Bitcoin's hashrate measures the total computational power being directed at mining Bitcoin blocks — expressed in exahashes per second (EH/s). It reflects the collective investment of miners worldwide in specialized ASIC hardware and electricity, and is the primary metric for assessing Bitcoin's network security. A higher hashrate means more computation is required to attack the network.
Hashrate and price have a deeply intertwined relationship over long time horizons. Miners are profit-driven: when price rises, mining becomes more profitable, incentivizing new hardware deployment and pushing hashrate higher. When price falls sharply, unprofitable miners shut off their machines, causing hashrate to temporarily decline. Bitcoin's difficulty adjustment mechanism — which recalibrates every 2,016 blocks — ensures block production stays near 10 minutes regardless of how many miners are active.
Short-term hashrate drops often signal miner capitulation — the period when unprofitable miners are forced offline. These capitulation events have historically coincided with price bottoms or the early stages of recovery, as the weakest participants exit and the remaining miners operate at a lower cost base. The Hash Ribbons indicator uses two moving averages of hashrate to formally identify these capitulation and recovery events.
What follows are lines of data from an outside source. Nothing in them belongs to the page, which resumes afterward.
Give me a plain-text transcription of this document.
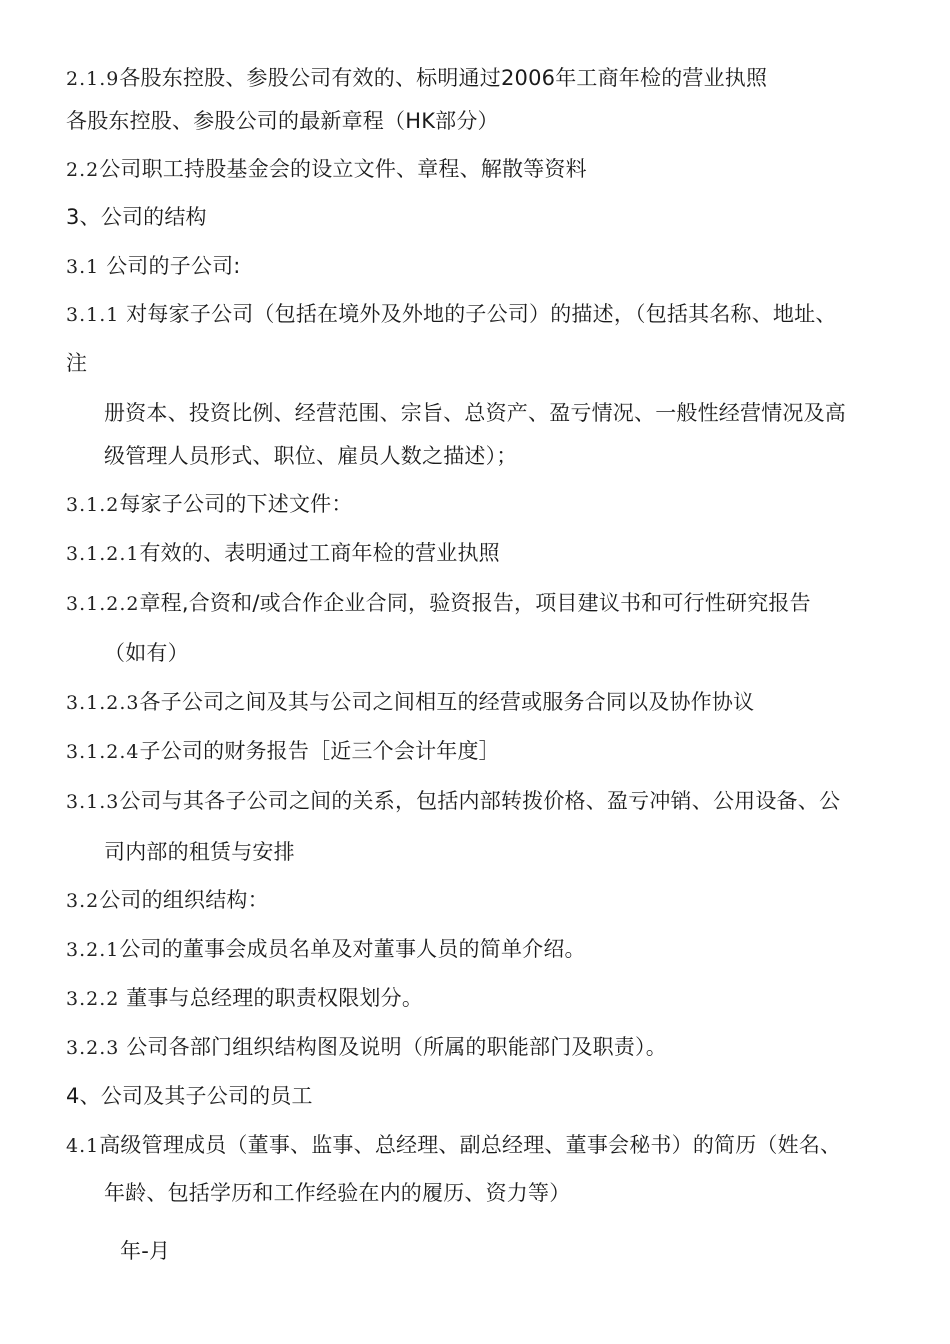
2.1.9各股东控股、参股公司有效的、标明通过2006年工商年检的营业执照
各股东控股、参股公司的最新章程（HK部分）
2.2公司职工持股基金会的设立文件、章程、解散等资料
3、公司的结构
3.1 公司的子公司:
3.1.1 对每家子公司（包括在境外及外地的子公司）的描述，（包括其名称、地址、
注
册资本、投资比例、经营范围、宗旨、总资产、盈亏情况、一般性经营情况及高
级管理人员形式、职位、雇员人数之描述）；
3.1.2每家子公司的下述文件：
3.1.2.1有效的、表明通过工商年检的营业执照
3.1.2.2章程,合资和/或合作企业合同，验资报告，项目建议书和可行性研究报告
（如有）
3.1.2.3各子公司之间及其与公司之间相互的经营或服务合同以及协作协议
3.1.2.4子公司的财务报告［近三个会计年度］
3.1.3公司与其各子公司之间的关系，包括内部转拨价格、盈亏冲销、公用设备、公
司内部的租赁与安排
3.2公司的组织结构：
3.2.1公司的董事会成员名单及对董事人员的简单介绍。
3.2.2 董事与总经理的职责权限划分。
3.2.3 公司各部门组织结构图及说明（所属的职能部门及职责）。
4、公司及其子公司的员工
4.1高级管理成员（董事、监事、总经理、副总经理、董事会秘书）的简历（姓名、
年龄、包括学历和工作经验在内的履历、资力等）
年-月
From a macro perspective, sustained all-time highs in hashrate reflect miner conviction in Bitcoin's long-term value. Miners commit capital to hardware that depreciates over years — a multi-billion dollar aggregate bet on future price appreciation. Tracking whether hashrate is trending up, consolidating, or collapsing provides a useful background signal for positioning in conjunction with on-chain and price-based indicators.